Kurzweil predicts that by the 2020s we will be able to scan the brain from the inside using nanobots, which will be the size of human blood cells or smaller. The nanobots would use a network of high-speed communication, allowing nanobots and computers to all communicate using a “wireless local area network”. One of the bigger challenges in the application of nanobots in brain scanning is interfacing with the blood-brain barrier (BBB). The BBB is a semi-permeable barrier, consisting of a series of tight-junction capillaries that separate unwanted fluids and molecules from the blood circulating in the brain.

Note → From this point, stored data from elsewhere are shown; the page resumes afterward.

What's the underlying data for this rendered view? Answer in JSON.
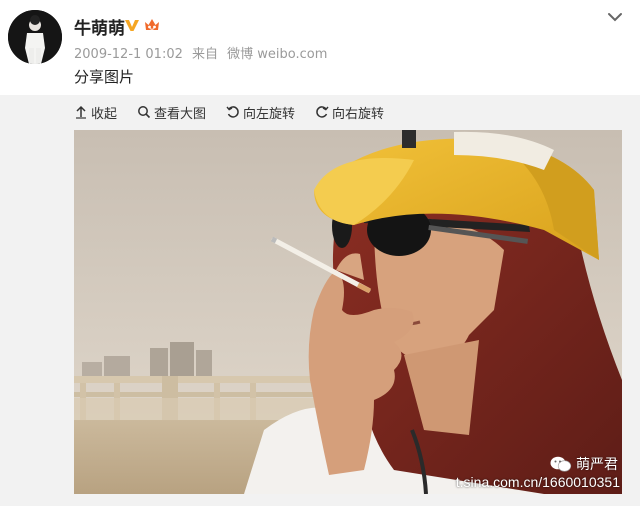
{
  "post": {
    "username": "牛萌萌",
    "timestamp": "2009-12-1 01:02",
    "source_prefix": "来自",
    "source": "微博 weibo.com",
    "text": "分享图片"
  },
  "toolbar": {
    "collapse_label": "收起",
    "view_large_label": "查看大图",
    "rotate_left_label": "向左旋转",
    "rotate_right_label": "向右旋转"
  },
  "watermark": {
    "account_name": "萌严君",
    "url": "t.sina.com.cn/1660010351"
  },
  "icons": {
    "verified": "verified-v-icon",
    "vip": "crown-icon",
    "menu": "chevron-down-icon",
    "collapse": "arrow-up-icon",
    "view": "search-icon",
    "rotate_left": "rotate-left-icon",
    "rotate_right": "rotate-right-icon"
  },
  "colors": {
    "verified_badge": "#f5a623",
    "panel_bg": "#f2f2f2"
  }
}
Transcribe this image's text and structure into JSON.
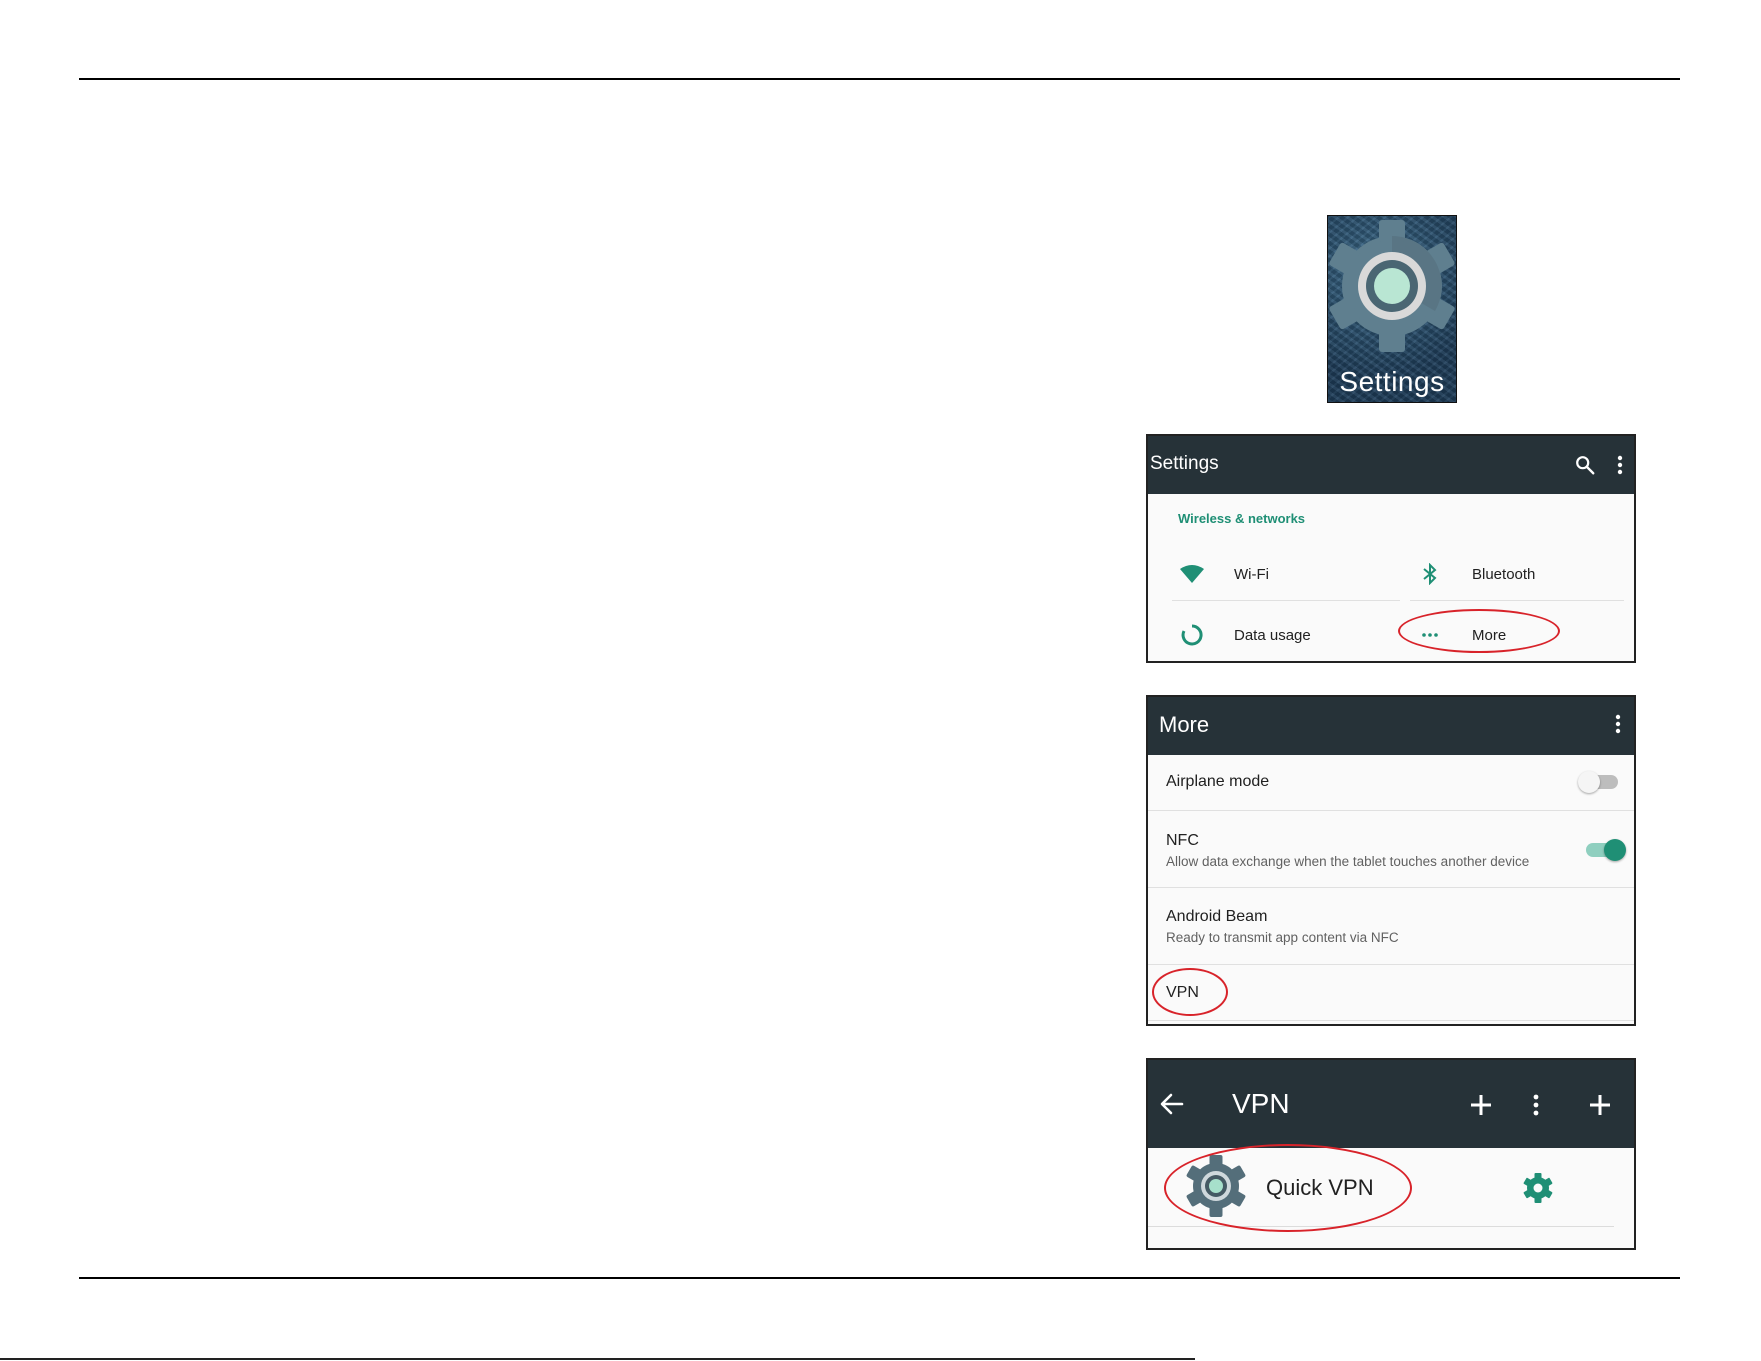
{
  "app_icon": {
    "label": "Settings",
    "icon": "gear-icon"
  },
  "settings_screen": {
    "title": "Settings",
    "actions": {
      "search_icon": "search-icon",
      "overflow_icon": "more-vert-icon"
    },
    "section_title": "Wireless & networks",
    "tiles": [
      {
        "label": "Wi-Fi",
        "icon": "wifi-icon"
      },
      {
        "label": "Bluetooth",
        "icon": "bluetooth-icon"
      },
      {
        "label": "Data usage",
        "icon": "data-usage-icon"
      },
      {
        "label": "More",
        "icon": "more-horiz-icon"
      }
    ],
    "accent_color": "#1f8f75"
  },
  "more_screen": {
    "title": "More",
    "rows": [
      {
        "title": "Airplane mode",
        "toggle_on": false
      },
      {
        "title": "NFC",
        "subtitle": "Allow data exchange when the tablet touches another device",
        "toggle_on": true
      },
      {
        "title": "Android Beam",
        "subtitle": "Ready to transmit app content via NFC"
      },
      {
        "title": "VPN"
      }
    ]
  },
  "vpn_screen": {
    "title": "VPN",
    "entry": {
      "name": "Quick VPN",
      "icon": "gear-icon",
      "settings_icon": "settings-icon"
    }
  },
  "colors": {
    "toolbar": "#263238",
    "accent": "#1f8f75",
    "highlight": "#d8232a",
    "icon_gray": "#546e7a"
  }
}
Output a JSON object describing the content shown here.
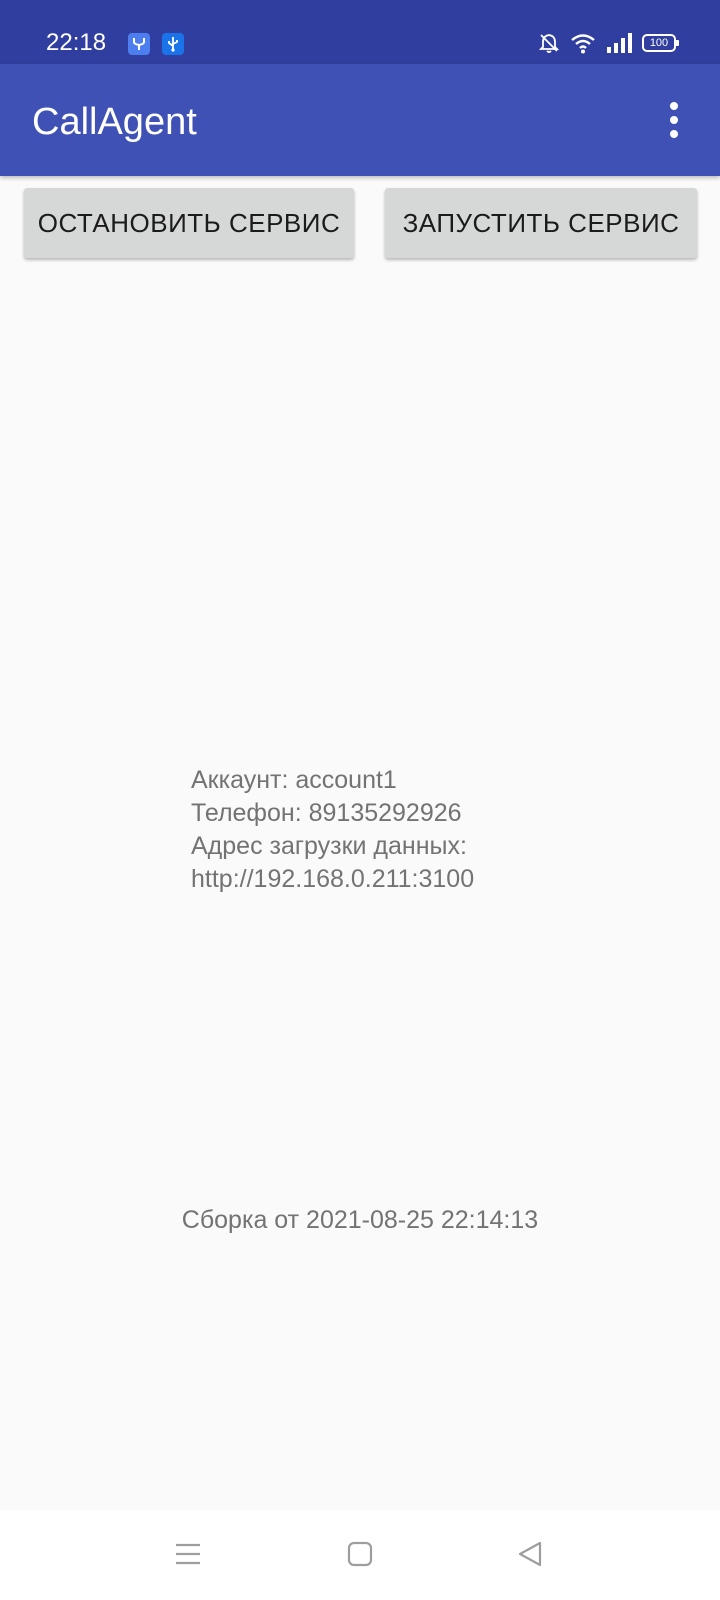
{
  "status_bar": {
    "time": "22:18",
    "battery_level": "100",
    "background_color": "#303f9f"
  },
  "app_bar": {
    "title": "CallAgent",
    "background_color": "#3f51b5",
    "menu_icon": "more-vert-icon"
  },
  "actions": {
    "stop_service_label": "ОСТАНОВИТЬ СЕРВИС",
    "start_service_label": "ЗАПУСТИТЬ СЕРВИС"
  },
  "info": {
    "account_line": "Аккаунт: account1",
    "phone_line": "Телефон: 89135292926",
    "upload_address_label": "Адрес загрузки данных:",
    "upload_address_value": "http://192.168.0.211:3100"
  },
  "build": {
    "label": "Сборка от 2021-08-25 22:14:13"
  },
  "nav_bar": {
    "recents_icon": "menu-icon",
    "home_icon": "square-icon",
    "back_icon": "triangle-back-icon"
  }
}
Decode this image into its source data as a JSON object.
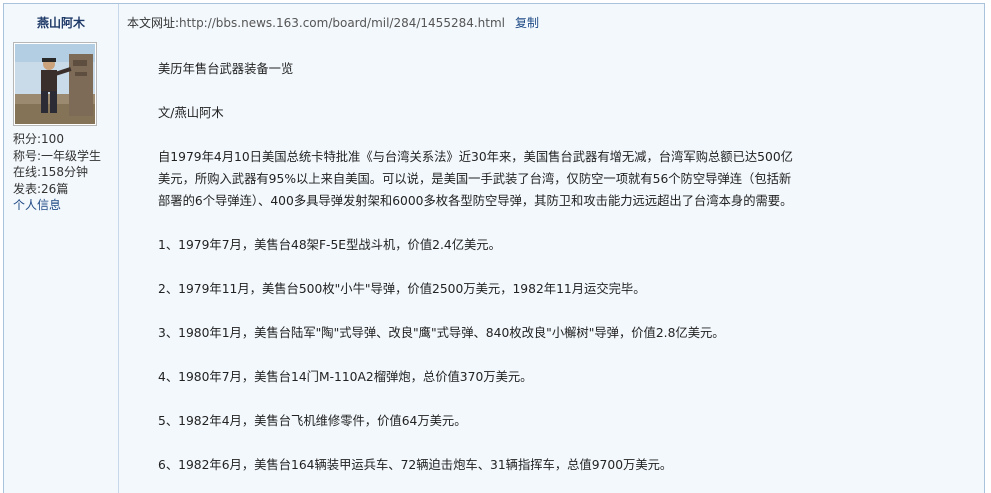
{
  "user": {
    "name": "燕山阿木",
    "stats": [
      "积分:100",
      "称号:一年级学生",
      "在线:158分钟",
      "发表:26篇"
    ],
    "profile_link": "个人信息"
  },
  "article": {
    "url_label": "本文网址:",
    "url": "http://bbs.news.163.com/board/mil/284/1455284.html",
    "copy_label": "复制",
    "title": "美历年售台武器装备一览",
    "author": "文/燕山阿木",
    "intro": "自1979年4月10日美国总统卡特批准《与台湾关系法》近30年来，美国售台武器有增无减，台湾军购总额已达500亿美元，所购入武器有95%以上来自美国。可以说，是美国一手武装了台湾，仅防空一项就有56个防空导弹连（包括新部署的6个导弹连）、400多具导弹发射架和6000多枚各型防空导弹，其防卫和攻击能力远远超出了台湾本身的需要。",
    "items": [
      "1、1979年7月，美售台48架F-5E型战斗机，价值2.4亿美元。",
      "2、1979年11月，美售台500枚\"小牛\"导弹，价值2500万美元，1982年11月运交完毕。",
      "3、1980年1月，美售台陆军\"陶\"式导弹、改良\"鹰\"式导弹、840枚改良\"小檞树\"导弹，价值2.8亿美元。",
      "4、1980年7月，美售台14门M-110A2榴弹炮，总价值370万美元。",
      "5、1982年4月，美售台飞机维修零件，价值64万美元。",
      "6、1982年6月，美售台164辆装甲运兵车、72辆迫击炮车、31辆指挥车，总值9700万美元。"
    ]
  }
}
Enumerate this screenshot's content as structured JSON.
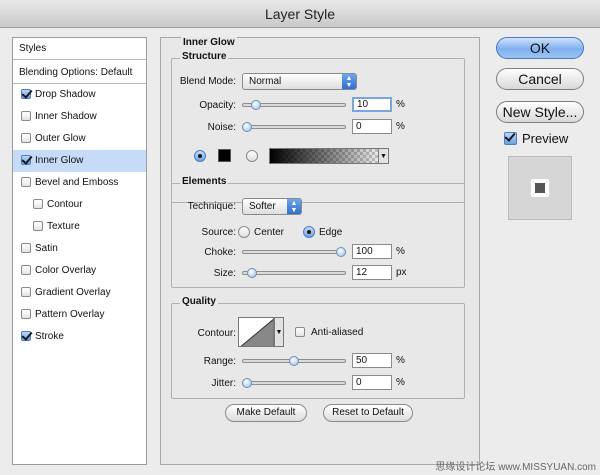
{
  "window": {
    "title": "Layer Style"
  },
  "styles_list": {
    "header": "Styles",
    "blending_options": "Blending Options: Default",
    "items": [
      {
        "label": "Drop Shadow",
        "checked": true
      },
      {
        "label": "Inner Shadow",
        "checked": false
      },
      {
        "label": "Outer Glow",
        "checked": false
      },
      {
        "label": "Inner Glow",
        "checked": true,
        "selected": true
      },
      {
        "label": "Bevel and Emboss",
        "checked": false
      },
      {
        "label": "Contour",
        "checked": false,
        "indent": true
      },
      {
        "label": "Texture",
        "checked": false,
        "indent": true
      },
      {
        "label": "Satin",
        "checked": false
      },
      {
        "label": "Color Overlay",
        "checked": false
      },
      {
        "label": "Gradient Overlay",
        "checked": false
      },
      {
        "label": "Pattern Overlay",
        "checked": false
      },
      {
        "label": "Stroke",
        "checked": true
      }
    ]
  },
  "panel": {
    "title": "Inner Glow",
    "structure": {
      "title": "Structure",
      "blend_mode_label": "Blend Mode:",
      "blend_mode_value": "Normal",
      "opacity_label": "Opacity:",
      "opacity_value": "10",
      "opacity_unit": "%",
      "opacity_fraction": 0.1,
      "noise_label": "Noise:",
      "noise_value": "0",
      "noise_unit": "%",
      "noise_fraction": 0.0
    },
    "elements": {
      "title": "Elements",
      "technique_label": "Technique:",
      "technique_value": "Softer",
      "source_label": "Source:",
      "source_center": "Center",
      "source_edge": "Edge",
      "choke_label": "Choke:",
      "choke_value": "100",
      "choke_unit": "%",
      "choke_fraction": 1.0,
      "size_label": "Size:",
      "size_value": "12",
      "size_unit": "px",
      "size_fraction": 0.05
    },
    "quality": {
      "title": "Quality",
      "contour_label": "Contour:",
      "anti_aliased_label": "Anti-aliased",
      "range_label": "Range:",
      "range_value": "50",
      "range_unit": "%",
      "range_fraction": 0.5,
      "jitter_label": "Jitter:",
      "jitter_value": "0",
      "jitter_unit": "%",
      "jitter_fraction": 0.0
    },
    "make_default": "Make Default",
    "reset_to_default": "Reset to Default"
  },
  "buttons": {
    "ok": "OK",
    "cancel": "Cancel",
    "new_style": "New Style...",
    "preview": "Preview"
  },
  "watermark": "思缘设计论坛  www.MISSYUAN.com",
  "colors": {
    "selection": "#c5dbf8",
    "accent": "#4d7fc1",
    "glow_color": "#000000"
  }
}
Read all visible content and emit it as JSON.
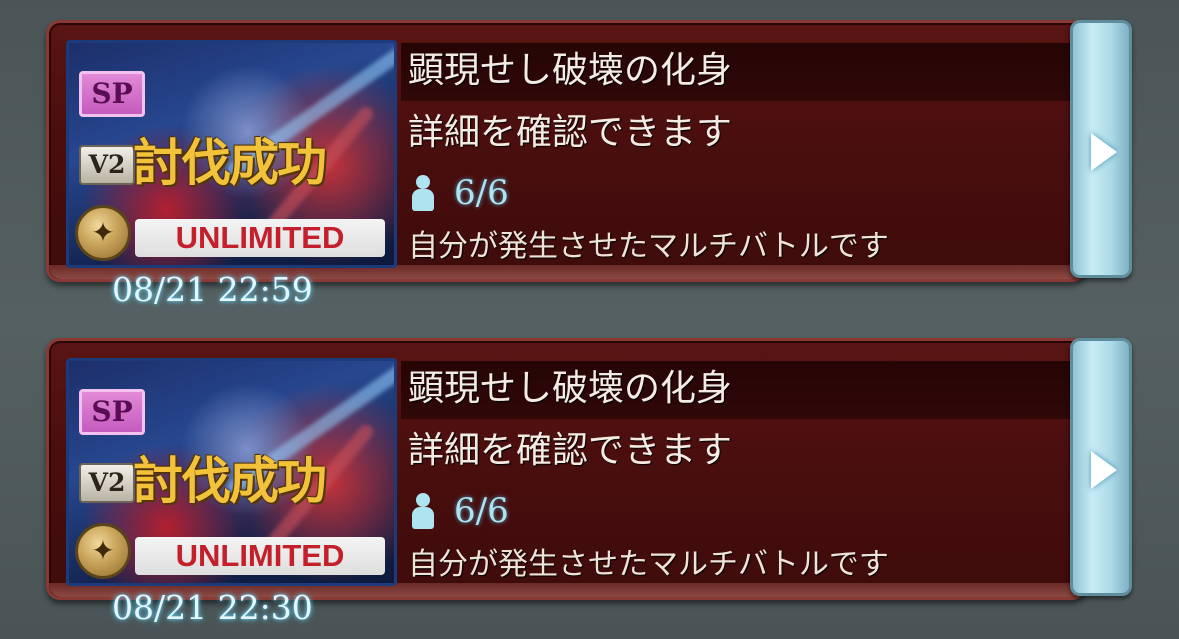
{
  "cards": [
    {
      "badge_sp": "SP",
      "badge_v2": "V2",
      "status_label": "討伐成功",
      "unlimited_label": "UNLIMITED",
      "title": "顕現せし破壊の化身",
      "detail": "詳細を確認できます",
      "players": "6/6",
      "description": "自分が発生させたマルチバトルです",
      "timestamp": "08/21  22:59"
    },
    {
      "badge_sp": "SP",
      "badge_v2": "V2",
      "status_label": "討伐成功",
      "unlimited_label": "UNLIMITED",
      "title": "顕現せし破壊の化身",
      "detail": "詳細を確認できます",
      "players": "6/6",
      "description": "自分が発生させたマルチバトルです",
      "timestamp": "08/21  22:30"
    }
  ],
  "icons": {
    "player": "person-icon",
    "arrow": "play-arrow-icon",
    "medal": "medal-icon"
  },
  "colors": {
    "panel": "#4a0e0e",
    "accent": "#aee3f0",
    "status_gold": "#f1c23a",
    "unlimited_red": "#c3202b"
  }
}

Here are some methods that Kurzweil suggests in order to cross the BBB with nanobots, some already in development and some that may be developed over the next quarter century:

  • Make nanobots small enough, which is not very likely considering the nanobot would have to be twenty nanometers or less in diameter (the size of 100 carbon atoms).
  • Keep nanobots in bloodstream with robotic arm that extends through BBB
  • Keep nanobots in capillaries and use noninvasive scanning
  • Noninvasively emitting focused signals
  • Creating nanobots that can break through BBB by making a hole, and then immediately repairing the damage, yikes.
  • Triggering/simulating natural processes by which the BBB opens up, this technique is of great interest in cancer treatment studies.
  • Bypass bloodstream and BBB by injecting nanobots directly into brain

Nanotechnology could/will greatly improve brain-imaging resolution, in ways that I have a hard time even imagining. And we won’t even need to observe every neural connection to fully reverse-engineer the brain. We just need to sufficiently understand the basic patterns of each region, which according to Kurzweil will be possible by the 2020s. Time is ticking.

I know a lot of my peers are hesitant to embrace the idea of nanobots in our brains. I hear it, I get it, I respect it. There is a lot at stake as we move forward through the era of biotechnology and into nanotechnology.

Here’s my question: is it better to spend time fearing and half-heartedly preventing the progress of nanobots in our brain, or is it better to dedicate our efforts to ending diseases such as Alzheimer’s or cancer? We have the power and the opportunity to say GOODBYE to neurological disease. Is this not the goal of mankind, to forever improve the human experience?

We have years, maybe even decades to decide what the moral and logistical limits are to improving human well-being. I gotta say though, advancements are moving fast, and before you know it, I think we will have accepted the natural gift that is technology, BECAUSE WE ALWAYS DO.

Will robots inherit the earth? Yes, but they will be our children.